The database of the genes that was proposed to be associated with biofilm formation was constructed and applied to the dataset from Bangladesh. As the results, 11 genes that possessed variants significantly associated with biofilm formation were identified. Among these, five genes encode outer membrane proteins (OMPs) that are crucial for cell adhesion [9]. The other genes are involved in cell shape regulation [25]. This suggests that the change of the spiral shape toward unusual forms such as coccoid forms of H. pylori deserves a spotlight in the biofilm formation mechanism study.

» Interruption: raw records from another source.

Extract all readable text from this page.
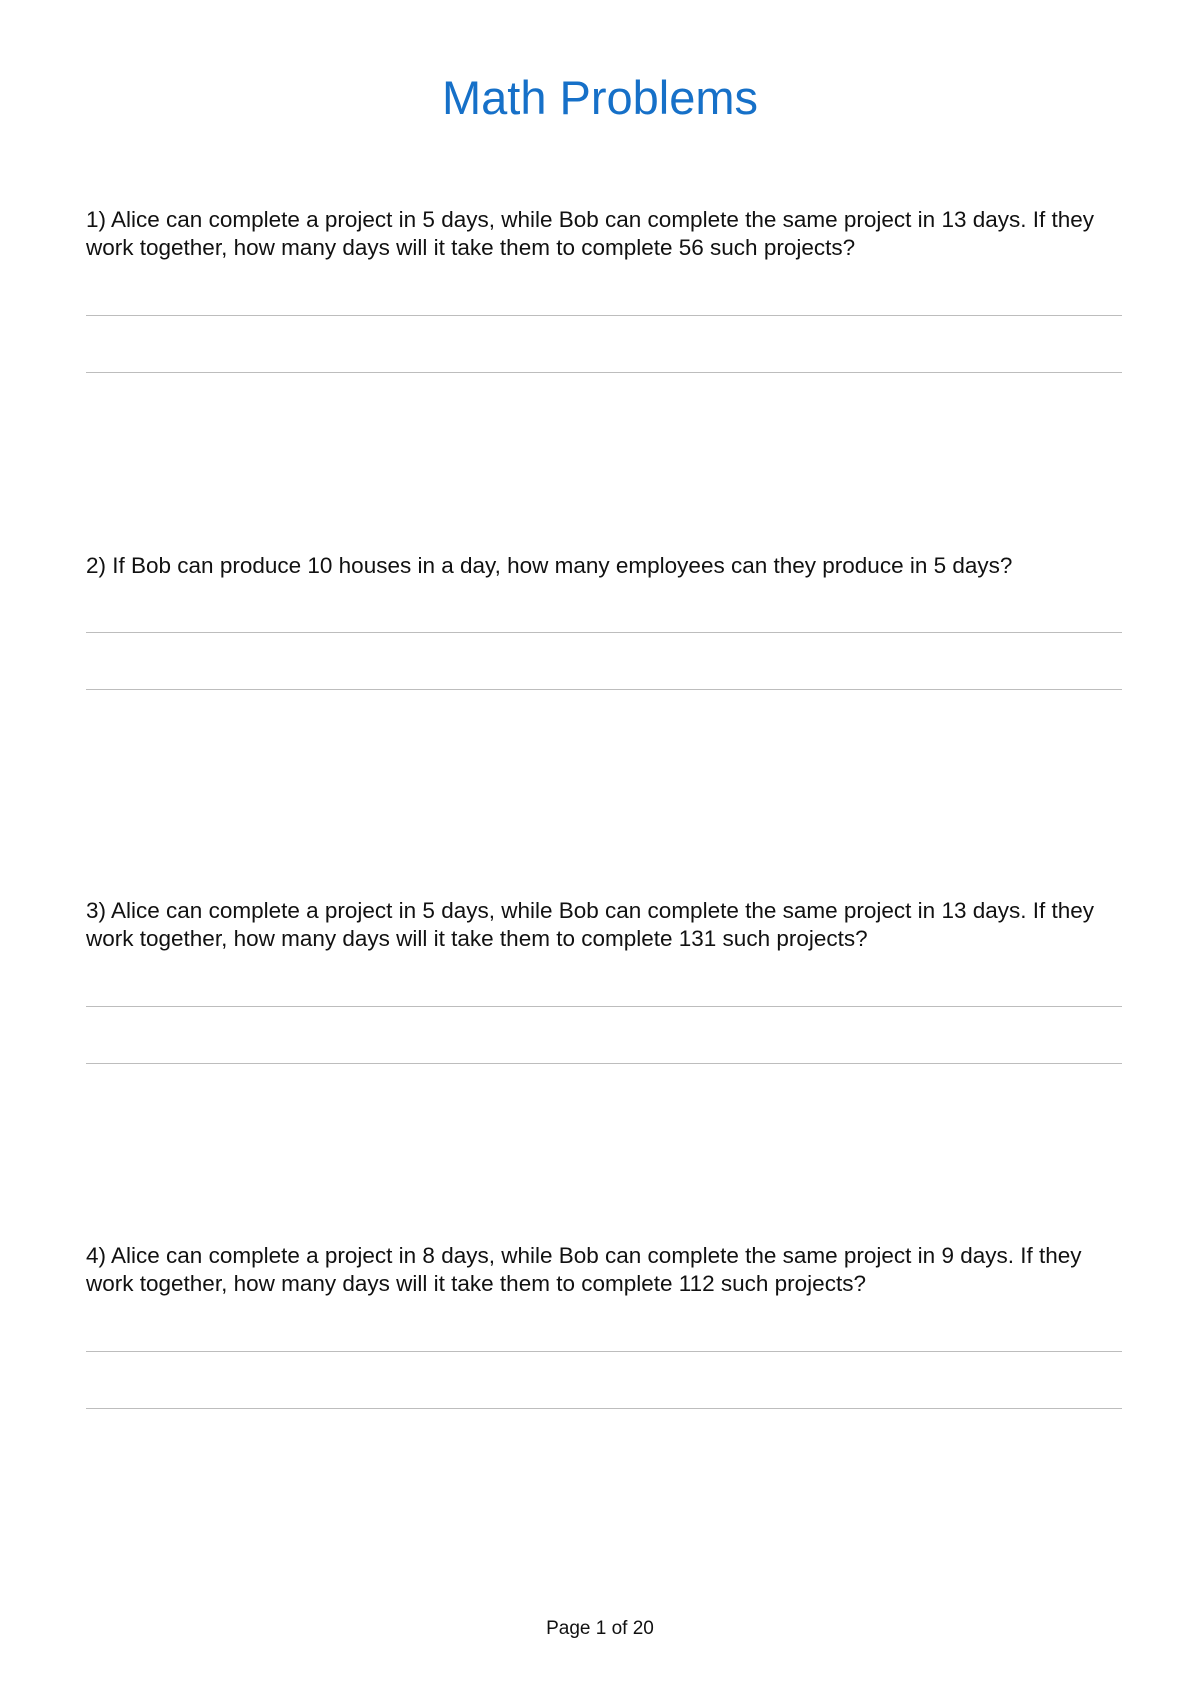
Math Problems

1) Alice can complete a project in 5 days, while Bob can complete the same project in 13 days. If they work together, how many days will it take them to complete 56 such projects?

2) If Bob can produce 10 houses in a day, how many employees can they produce in 5 days?

3) Alice can complete a project in 5 days, while Bob can complete the same project in 13 days. If they work together, how many days will it take them to complete 131 such projects?

4) Alice can complete a project in 8 days, while Bob can complete the same project in 9 days. If they work together, how many days will it take them to complete 112 such projects?

Page 1 of 20
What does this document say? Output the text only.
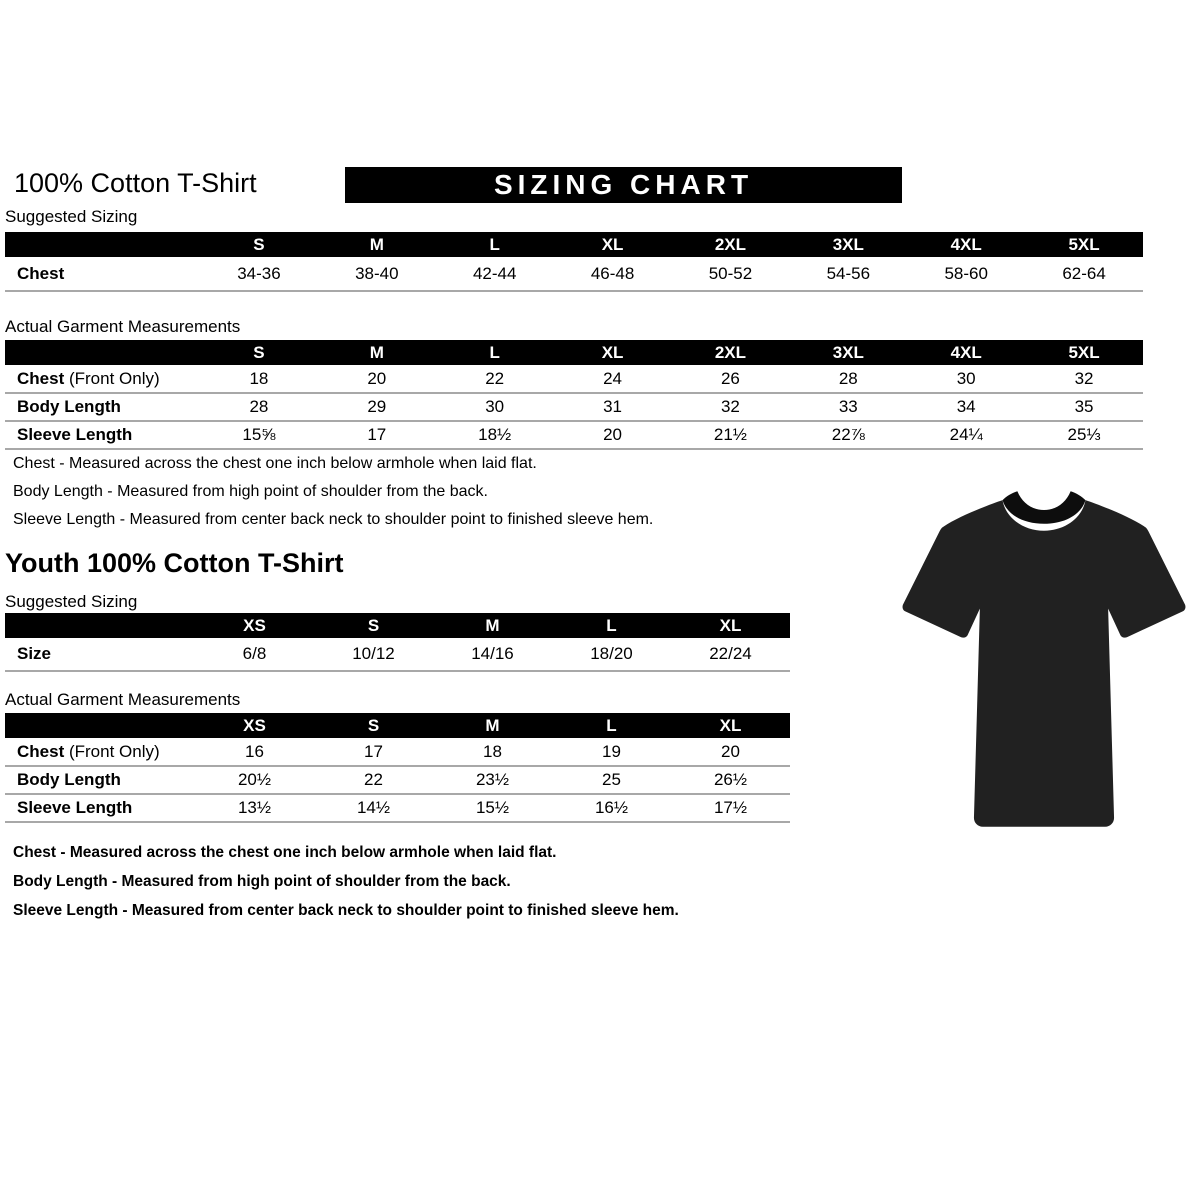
100% Cotton T-Shirt	SIZING CHART
Suggested Sizing
	S	M	L	XL	2XL	3XL	4XL	5XL
Chest	34-36	38-40	42-44	46-48	50-52	54-56	58-60	62-64
Actual Garment Measurements
	S	M	L	XL	2XL	3XL	4XL	5XL
Chest (Front Only)	18	20	22	24	26	28	30	32
Body Length	28	29	30	31	32	33	34	35
Sleeve Length	15⅝	17	18½	20	21½	22⅞	24¼	25⅓

Chest - Measured across the chest one inch below armhole when laid flat.

Body Length - Measured from high point of shoulder from the back.

Sleeve Length - Measured from center back neck to shoulder point to finished sleeve hem.

Youth 100% Cotton T-Shirt
Suggested Sizing
	XS	S	M	L	XL
Size	6/8	10/12	14/16	18/20	22/24
Actual Garment Measurements
	XS	S	M	L	XL
Chest (Front Only)	16	17	18	19	20
Body Length	20½	22	23½	25	26½
Sleeve Length	13½	14½	15½	16½	17½

Chest - Measured across the chest one inch below armhole when laid flat.

Body Length - Measured from high point of shoulder from the back.

Sleeve Length - Measured from center back neck to shoulder point to finished sleeve hem.
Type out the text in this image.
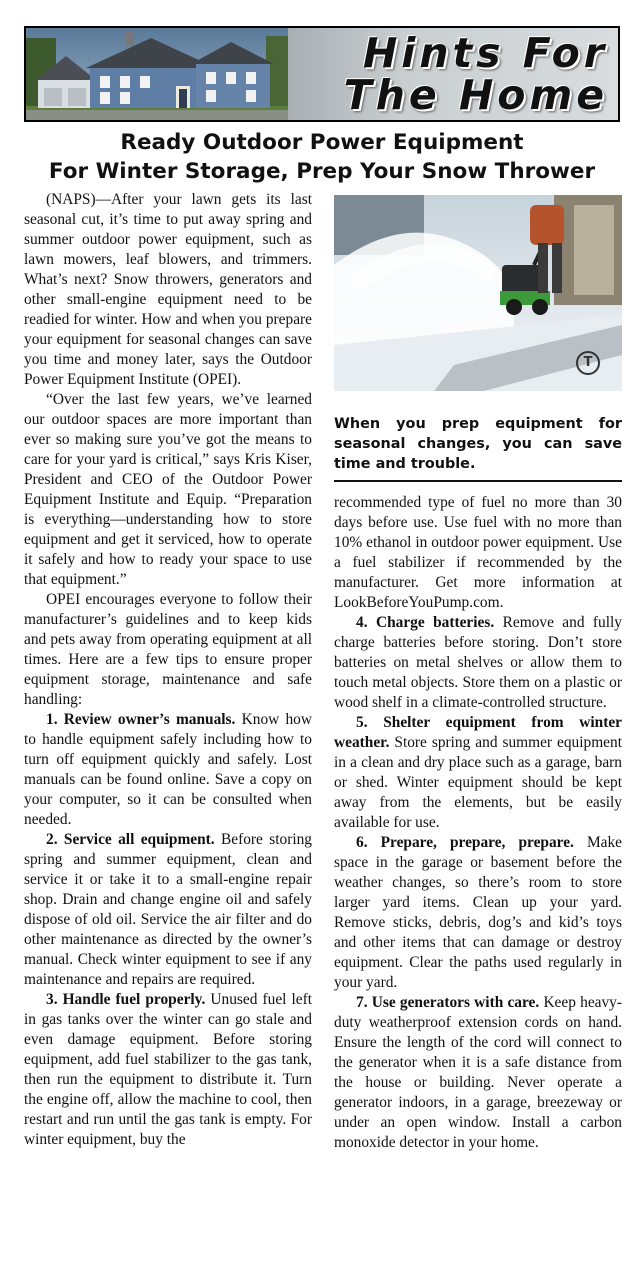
Hints For
The Home
Ready Outdoor Power Equipment
For Winter Storage, Prep Your Snow Thrower

(NAPS)—After your lawn gets its last seasonal cut, it’s time to put away spring and summer outdoor power equipment, such as lawn mowers, leaf blowers, and trimmers. What’s next? Snow throwers, generators and other small-engine equipment need to be readied for winter. How and when you prepare your equipment for seasonal changes can save you time and money later, says the Outdoor Power Equipment Institute (OPEI).

“Over the last few years, we’ve learned our outdoor spaces are more important than ever so making sure you’ve got the means to care for your yard is critical,” says Kris Kiser, President and CEO of the Outdoor Power Equipment Institute and Equip. “Preparation is everything—understanding how to store equipment and get it serviced, how to operate it safely and how to ready your space to use that equipment.”

OPEI encourages everyone to follow their manufacturer’s guidelines and to keep kids and pets away from operating equipment at all times. Here are a few tips to ensure proper equipment storage, maintenance and safe handling:

1. Review owner’s manuals. Know how to handle equipment safely including how to turn off equipment quickly and safely. Lost manuals can be found online. Save a copy on your computer, so it can be consulted when needed.

2. Service all equipment. Before storing spring and summer equipment, clean and service it or take it to a small-engine repair shop. Drain and change engine oil and safely dispose of old oil. Service the air filter and do other maintenance as directed by the owner’s manual. Check winter equipment to see if any maintenance and repairs are required.

3. Handle fuel properly. Unused fuel left in gas tanks over the winter can go stale and even damage equipment. Before storing equipment, add fuel stabilizer to the gas tank, then run the equipment to distribute it. Turn the engine off, allow the machine to cool, then restart and run until the gas tank is empty. For winter equipment, buy the

T
When you prep equipment for seasonal changes, you can save time and trouble.

recommended type of fuel no more than 30 days before use. Use fuel with no more than 10% ethanol in outdoor power equipment. Use a fuel stabilizer if recommended by the manufacturer. Get more information at LookBeforeYouPump.com.

4. Charge batteries. Remove and fully charge batteries before storing. Don’t store batteries on metal shelves or allow them to touch metal objects. Store them on a plastic or wood shelf in a climate-controlled structure.

5. Shelter equipment from winter weather. Store spring and summer equipment in a clean and dry place such as a garage, barn or shed. Winter equipment should be kept away from the elements, but be easily available for use.

6. Prepare, prepare, prepare. Make space in the garage or basement before the weather changes, so there’s room to store larger yard items. Clean up your yard. Remove sticks, debris, dog’s and kid’s toys and other items that can damage or destroy equipment. Clear the paths used regularly in your yard.

7. Use generators with care. Keep heavy-duty weatherproof extension cords on hand. Ensure the length of the cord will connect to the generator when it is a safe distance from the house or building. Never operate a generator indoors, in a garage, breezeway or under an open window. Install a carbon monoxide detector in your home.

The genes investigated in this study included those encoding AlpA and AlpB, which are OMPs involved in the adherence process in H. pylori. CagD and CagE are part of the Type IV secretion system known to be required for biofilm formation in its early establishment through a mechanism that requires further clarification [26]. The other genes encode the Csd protein complex, MurF, and AmiA, which are crucial for peptidoglycan regulation to maintain the helical shape of bacterial cells [27, 28]. The change from a helical shape to a coccoid is known to be related to the virulence of H. pylori [29] and constitutes a strategy for increasing survival in difficult environments [30]. Studies have established that coccoid forms are common forms of cells observed in biofilm-forming H. pylori [31]. These findings support further studies assessing the role of morphological changes in biofilm formation, which remains unclear to date.
The structural changes in the protein product due to the SNPs were captured by protein modeling analysis. Although this prediction was limited to proteins available in the database, structural changes could be observed in the cgt and gluP genes. Cholesterol-a-glucosyltransferase (CGT) protein acts by importing cholesterol from the host and converting it to cholesteryl glucosides, which are important for colonization, cell wall formation, and host phagocytosis evasion [32, 33]. GluP is an efflux pump that affects multidrug resistance and biofilm formation [34]. Further experimental protein analysis should be performed to confirm this functional change.
This study had some limitations. The small number of samples included in this dataset and the statistical approaches applied cannot avoid the possibility of false positive discovery among the detected SNPs. However, it could be a stepping stone for further molecular studies elucidating the genetic factors involved in biofilm formation and related molecular mechanisms.